UNITED NATIONS - Jordan is set to replace Saudi Arabia on the Security Council as a non-permanent member after Saudi Arabia stunned the world by rejecting the seat hours the Arab kingdom was elected, according to a UN diplomat.
The diplomat, who declined to be named, said Jordan’s U.N. Ambassador Prince Zeid al Hussein had flown to Amman to discuss his country’s new role on the U.N.’s most powerful body.
Earlier this week, Jordan dropped its bid for a seat on the Geneva-based U.N.
Human Rights Council, leaving Saudi Arabia a clear path in the now uncontested election next Tuesday.
The U.N. General Assembly, which voted on Oct. 17 to give Saudi Arabia the seat traditionally reserved for an Arab nation on the council, will have to formally approve Jordan as a replacement. Since Jordan is almost certain to be the only candidate, its election is virtually assured.
In declining the Security Council seat, Saudi Arabia’s Foreign Ministry issued a scathing attack on the 15-member body’s failures in Syria and the Israeli-Palestinian conflict.
Saudi Arabia’s UN ambassador, Abdullah Al-Mouallimi, called on Friday for “profound and comprehensive” reform of the UN Security Council that includes expanding its membership and “abandoning the veto system or restricting its use.” “The Security Council has failed to address the situation in the Palestinian and Arab occupied territories, an issue under consideration by the council for more than six decades,” Al-Mouallimi told a General Assembly debate on Security Council reform. “The Syrian crisis continues, with a regime bent on suppressing the will of its people by brutal force, killing and displacing millions of people under the watch and sight of a council paralyzed by the abuse of the veto system,” he said.
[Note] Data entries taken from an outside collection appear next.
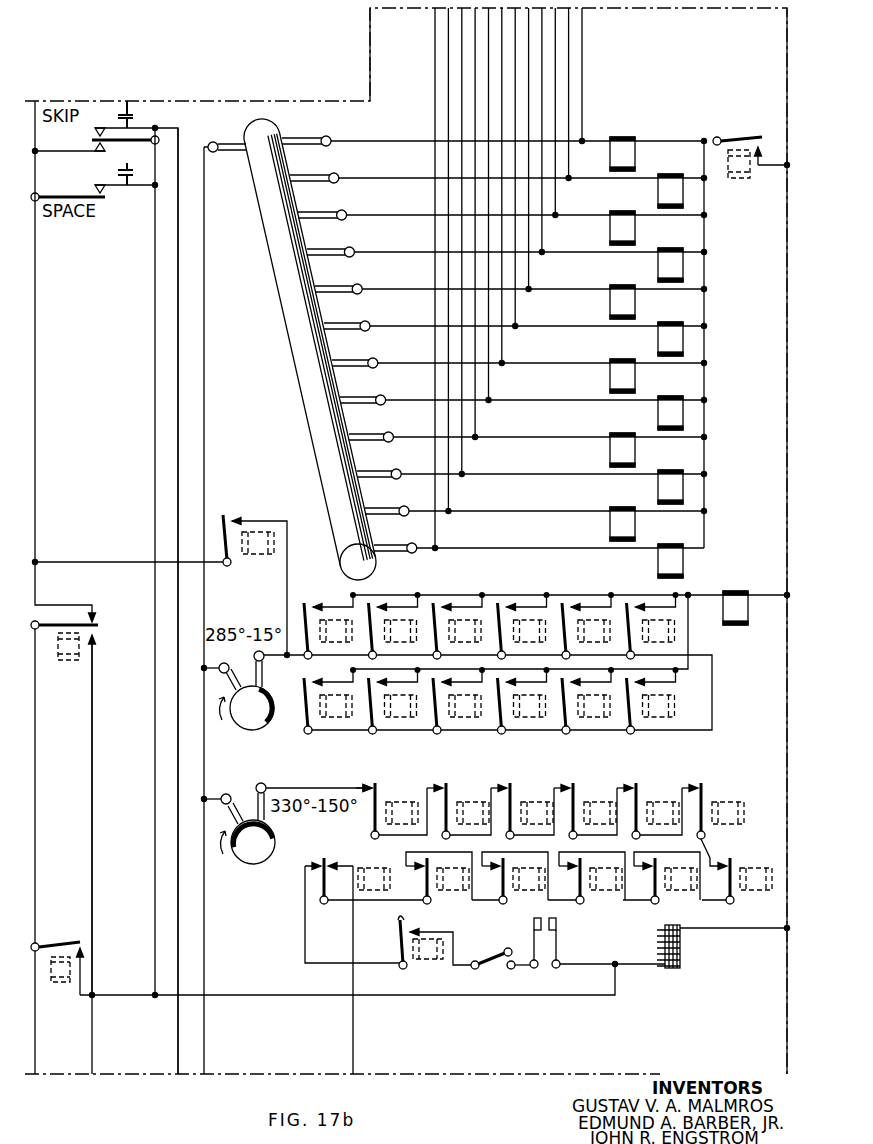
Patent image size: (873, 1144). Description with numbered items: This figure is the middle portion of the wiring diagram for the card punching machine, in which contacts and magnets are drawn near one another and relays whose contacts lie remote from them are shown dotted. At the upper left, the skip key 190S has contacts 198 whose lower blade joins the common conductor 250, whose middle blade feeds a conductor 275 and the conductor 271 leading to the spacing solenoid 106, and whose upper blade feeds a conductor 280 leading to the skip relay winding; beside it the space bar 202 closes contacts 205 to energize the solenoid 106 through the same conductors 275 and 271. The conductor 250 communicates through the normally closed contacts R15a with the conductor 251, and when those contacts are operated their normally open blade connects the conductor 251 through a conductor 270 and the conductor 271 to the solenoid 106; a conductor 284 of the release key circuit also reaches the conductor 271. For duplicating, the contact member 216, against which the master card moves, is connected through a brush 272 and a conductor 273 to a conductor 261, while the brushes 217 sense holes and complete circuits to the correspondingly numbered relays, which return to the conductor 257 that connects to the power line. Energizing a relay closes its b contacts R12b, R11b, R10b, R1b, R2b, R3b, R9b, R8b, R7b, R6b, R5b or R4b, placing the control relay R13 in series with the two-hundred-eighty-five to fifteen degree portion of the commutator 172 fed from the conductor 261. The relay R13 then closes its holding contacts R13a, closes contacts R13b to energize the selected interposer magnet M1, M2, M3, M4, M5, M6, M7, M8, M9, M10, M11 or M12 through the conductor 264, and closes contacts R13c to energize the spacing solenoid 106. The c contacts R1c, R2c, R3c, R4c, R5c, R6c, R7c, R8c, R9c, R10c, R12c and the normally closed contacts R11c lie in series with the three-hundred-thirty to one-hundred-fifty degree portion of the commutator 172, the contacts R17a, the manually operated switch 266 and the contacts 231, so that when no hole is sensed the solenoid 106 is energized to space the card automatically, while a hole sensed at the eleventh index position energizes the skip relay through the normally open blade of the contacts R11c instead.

The skip key 190S is at (130, 112).
The contacts 198 is at (92, 140).
The bar 202 is at (129, 166).
The contacts 205 is at (94, 194).
The common conductor 250 is at (36, 407).
The conductor 251 is at (36, 818).
The conductor 270 is at (93, 842).
The conductor 284 is at (92, 1047).
The conductor 275 is at (155, 398).
The conductor 280 is at (180, 398).
The conductor 273 is at (204, 497).
The conductor 261 is at (205, 1047).
The conductor 271 is at (470, 996).
The brush 272 is at (237, 151).
The contact member 216 is at (294, 337).
The brushes 217 is at (351, 360).
The conductor 264 is at (490, 52).
The conductor 257 is at (785, 438).
The interposer magnet M12 is at (636, 157).
The interposer magnet M11 is at (657, 193).
The interposer magnet M10 is at (636, 231).
The interposer magnet M1 is at (657, 267).
The interposer magnet M2 is at (636, 305).
The interposer magnet M3 is at (657, 341).
The interposer magnet M4 is at (636, 379).
The interposer magnet M5 is at (657, 415).
The interposer magnet M6 is at (636, 453).
The interposer magnet M7 is at (657, 489).
The interposer magnet M8 is at (636, 527).
The interposer magnet M9 is at (683, 566).
The control relay R13 is at (748, 183).
The contacts R13a is at (266, 507).
The contacts R13b is at (764, 138).
The contacts R13c is at (84, 943).
The contacts R15a is at (102, 620).
The contacts R17a is at (413, 942).
The commutator 172 is at (244, 730).
The contacts R12b is at (306, 602).
The contacts R11b is at (371, 603).
The contacts R10b is at (436, 603).
The contacts R1b is at (502, 603).
The contacts R2b is at (565, 603).
The contacts R3b is at (628, 603).
The contacts R9b is at (305, 686).
The contacts R8b is at (382, 697).
The contacts R7b is at (449, 697).
The contacts R6b is at (513, 697).
The contacts R5b is at (578, 697).
The contacts R4b is at (640, 697).
The contacts R1c is at (374, 784).
The contacts R2c is at (446, 784).
The contacts R3c is at (510, 784).
The contacts R4c is at (573, 784).
The contacts R5c is at (636, 784).
The contacts R6c is at (701, 784).
The contacts R7c is at (727, 875).
The contacts R8c is at (652, 875).
The contacts R9c is at (572, 875).
The contacts R10c is at (498, 875).
The contacts R11c is at (326, 859).
The contacts R12c is at (423, 872).
The manually operated switch 266 is at (495, 960).
The contacts 231 is at (557, 935).
The spacing solenoid 106 is at (683, 964).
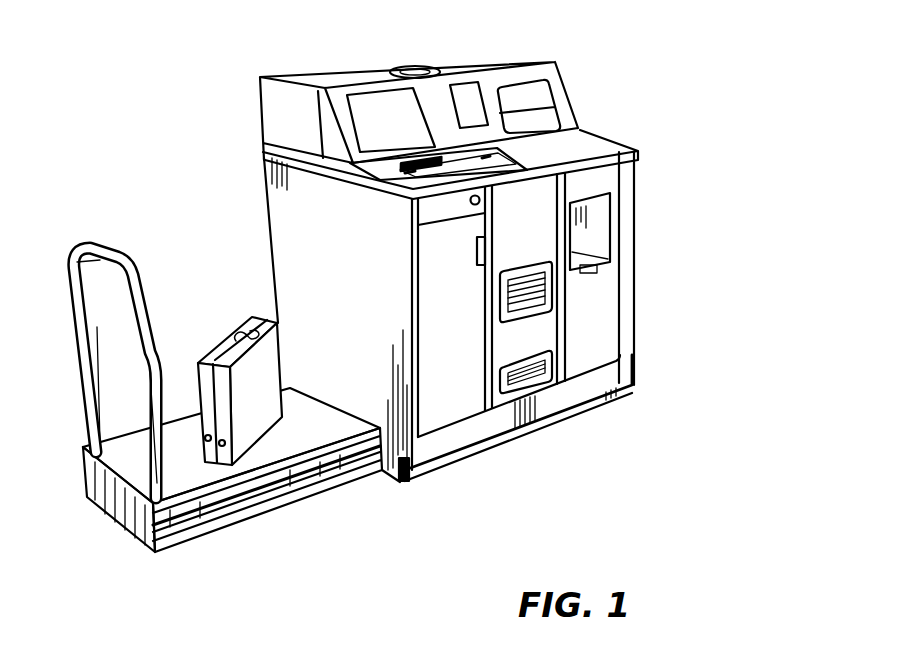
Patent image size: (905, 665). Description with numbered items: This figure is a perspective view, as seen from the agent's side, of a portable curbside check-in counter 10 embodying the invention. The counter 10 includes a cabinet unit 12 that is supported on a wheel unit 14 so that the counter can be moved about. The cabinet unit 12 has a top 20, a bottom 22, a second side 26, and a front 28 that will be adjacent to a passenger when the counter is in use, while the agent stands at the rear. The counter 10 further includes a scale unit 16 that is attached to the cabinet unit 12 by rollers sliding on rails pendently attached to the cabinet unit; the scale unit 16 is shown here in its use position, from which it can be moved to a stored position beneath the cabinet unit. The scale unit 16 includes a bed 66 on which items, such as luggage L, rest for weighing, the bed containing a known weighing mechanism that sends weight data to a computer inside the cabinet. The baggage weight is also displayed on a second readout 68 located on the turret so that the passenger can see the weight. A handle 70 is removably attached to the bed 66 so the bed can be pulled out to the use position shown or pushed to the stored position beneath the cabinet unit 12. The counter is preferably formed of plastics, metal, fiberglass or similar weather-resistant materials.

The curbside check-in counter 10 is at (653, 126).
The cabinet unit 12 is at (300, 203).
The wheel unit 14 is at (412, 472).
The scale unit 16 is at (250, 531).
The top 20 is at (590, 147).
The bottom 22 is at (535, 402).
The second side 26 is at (283, 240).
The front 28 is at (260, 112).
The bed 66 is at (178, 475).
The second readout 68 is at (410, 70).
The handle 70 is at (80, 250).
The luggage L is at (258, 428).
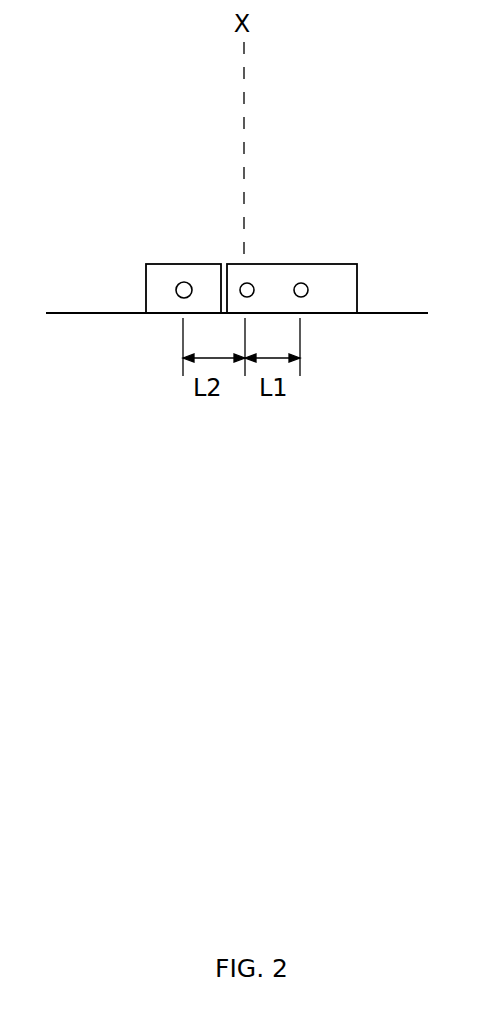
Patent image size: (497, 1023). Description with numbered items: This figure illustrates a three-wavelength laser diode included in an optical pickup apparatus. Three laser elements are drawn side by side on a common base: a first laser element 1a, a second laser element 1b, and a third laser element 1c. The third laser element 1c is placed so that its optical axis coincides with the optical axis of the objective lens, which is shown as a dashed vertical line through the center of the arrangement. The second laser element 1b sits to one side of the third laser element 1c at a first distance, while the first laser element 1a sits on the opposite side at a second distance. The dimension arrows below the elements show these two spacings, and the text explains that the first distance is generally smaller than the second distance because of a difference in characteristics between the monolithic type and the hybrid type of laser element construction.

The first laser element 1a is at (184, 284).
The second laser element 1b is at (308, 289).
The third laser element 1c is at (253, 289).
Syrian ally Russia, backed by China, has vetoed three council resolutions since October 2011 that would have condemned Syrian President Bashar Assad’s government and threatened it with sanctions.
Saudi Arabia has threatened a rift with the United States in part over what it sees as Washington’s failure to take action against President Assad and its policies on Iran.
US Secretary of State John Kerry met King Abdullah of Saudi Arabia on Monday and praised the US alliance with Saudi Arabia as strategic and enduring, but strains in the nearly 70-year-old relationship were apparent.